To extend @Poutnik's invisible river analogy, the cold air can also 'pool' in small dips.
On clear nights, temperature fluctuations are quite a frequent occurrence due to radiative cooling. If the air cools sufficiently to reach the dew point, then cloud can act as a 'tracer' for the air pockets.
An example of this are fog patches that you potentially pass through in certain conditions. The air in the fog patches is a little colder (or higher absolute humidity, for example over a lake) than the surrounding fog-free areas. Even if the air wasn't cold enough to form cloud, the same temperature variation can occur invisibly.

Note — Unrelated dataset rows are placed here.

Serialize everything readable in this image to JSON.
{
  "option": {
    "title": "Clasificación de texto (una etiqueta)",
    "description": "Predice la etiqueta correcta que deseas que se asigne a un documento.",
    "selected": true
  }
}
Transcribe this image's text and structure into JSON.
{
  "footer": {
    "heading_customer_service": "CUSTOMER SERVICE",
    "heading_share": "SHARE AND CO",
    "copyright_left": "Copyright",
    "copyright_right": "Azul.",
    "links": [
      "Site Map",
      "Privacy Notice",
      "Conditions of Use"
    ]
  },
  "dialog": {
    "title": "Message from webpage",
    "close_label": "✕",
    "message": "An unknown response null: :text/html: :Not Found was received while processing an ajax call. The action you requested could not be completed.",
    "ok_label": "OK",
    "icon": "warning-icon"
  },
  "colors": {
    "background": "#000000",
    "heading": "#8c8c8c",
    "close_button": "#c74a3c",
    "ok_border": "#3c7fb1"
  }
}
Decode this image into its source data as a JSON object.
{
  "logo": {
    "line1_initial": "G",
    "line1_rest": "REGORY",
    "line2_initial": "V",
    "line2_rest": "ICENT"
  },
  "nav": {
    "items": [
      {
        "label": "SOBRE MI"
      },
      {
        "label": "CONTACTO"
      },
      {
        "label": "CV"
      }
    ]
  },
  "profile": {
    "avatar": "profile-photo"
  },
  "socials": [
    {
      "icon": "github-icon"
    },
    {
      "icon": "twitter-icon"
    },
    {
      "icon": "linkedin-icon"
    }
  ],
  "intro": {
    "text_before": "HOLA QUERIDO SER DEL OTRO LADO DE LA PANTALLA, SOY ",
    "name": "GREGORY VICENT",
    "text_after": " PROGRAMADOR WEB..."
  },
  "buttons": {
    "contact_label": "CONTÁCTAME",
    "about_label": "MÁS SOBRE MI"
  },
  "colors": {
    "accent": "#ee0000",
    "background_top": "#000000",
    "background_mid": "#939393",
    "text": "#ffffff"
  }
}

Here's an example from Wikimedia user Simo Räsänen:
In the mountains, the invisible rivers of cold, descending air that @Poutnik mentions can sometimes be seen by tracer clouds flowing down hillsides. Colder air is denser than the surrounding air and has less friction so gravity pulls it down. The areas with cloud will be colder than the adjacent cloud-free zones. This effect can lead to strong down-slope katabatic winds. In Antarctica this effect is responsible for some of the strongest winds in the world.
Here's a good example from Wikimedia user Andrew J. Kurbiko:
To summarise, the key to the effect you noticed is almost certainly radiative cooling and the movement of colder denser air. Radiative cooling occurs due to any object above absolute zero giving off radiation. On a clear night this radiation passes through the Earth's atmosphere and is lost into space. This cools down the object (land) that the radiation came from. The land, in turn, cools down the air above it. On a cloudy night, the radiation is reflected by the clouds and reabsorbed by the land keeping the temperature constant.